Different surfaces lose heat at different rates overnight. You may have sometimes noticed a frost on your car but not on the ground, or frost on the grass but not on the pavement. The grass tends to lose more heat than tarmac and so it is quicker to fall below zero overnight. Weather forecasters sometimes refer to this as a ‘rural frost.’

You must bear in mind that even patchy cloud can affect whether the frost forms though, as the cloud acts ‘like a blanket’ to stop the surfaces losing heat so quickly, and so on cloudy nights, the surface temperatures are closer to the air temperature.

Can you get frost when it is not freezing?

These situations aren’t that common but can occur when the air has a very low humidity (is too dry) and there is no moisture available to form the frost. However, if you decided to wash your car on a morning like this, you would soon see the water turning to ice! When the air has very high humidity, fog can form. If the temperature is below zero in the fog then it is called freezing fog, and forms rime ice as the fog touches surfaces, and this can be similar in appearance to hoar frost.

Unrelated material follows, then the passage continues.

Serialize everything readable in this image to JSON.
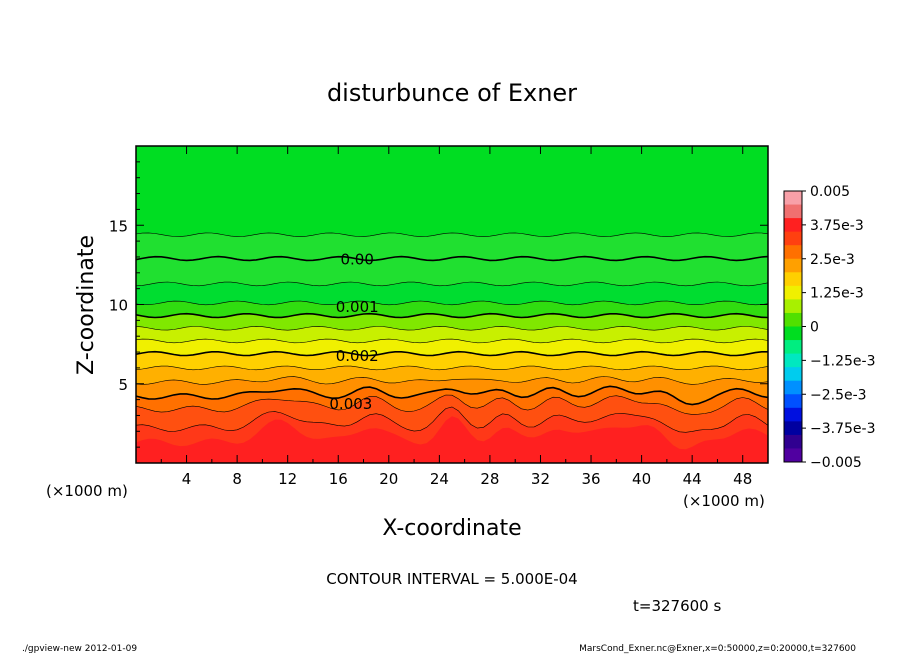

You can find out more about different types of frost and ice here.

To a meteorologist, a frost is simply the temperature falling below 0 °C.  The two things are of course linked. During the day, the Sun puts energy into the ground, trees or your car and the ground then heats the air and temperatures rise. At night the same objects lose energy back into space, this cools the objects and then this cools the air. This is why temperatures usually drop overnight.

The ground leads in both warming and cooling. If the temperature of the ground falls below 0 °C then this is a ground frost. If the temperature of the air falls below 0 °C then this is an air frost. Ground frosts are common even when air temperatures are above 0 °C, however, it is very unusual for an air frost to occur when ground temperatures are above 0 °C.

Frosts are more common in winter because nights are longer, and the Sun is weaker, so there is more energy lost at night than there is going in during the day. The amount of energy lost is affected by other processes, such as the presence of cloud, which can help to ‘keep the heat in.’

Wind speed is another important factor. This is why you usually find that in winter, cloudy and windy nights are usually mild and frost free, whereas clear and calm nights are usually cold, with the risk of frost.

To get frost or ice forming on surfaces you need to have a combination of low temperatures and moisture either in the air as vapour or on the ground as liquid water. When vapour turns directly to ice crystals on a surface this is the white, or hoar frost, you see on grass and cars. If liquid water on the ground freezes then ice forms. Hoar frost on the ground can turn to ice when a car or pedestrian crushes the crystals underfoot. This slightly melts the crystal that will then refreeze as ice.

Due to the chaotic nature of the atmosphere, forecasting maximum and minimum temperature is a challenge. In the Met Office, we generate maximum and minimum temperature ranges for each day by running a range of weather models. This technique is known as an ensemble forecast. The maximum and minimum temperatures for the next five days are extracted from each weather model to produce a range of possible maximum and minimum temperature scenarios.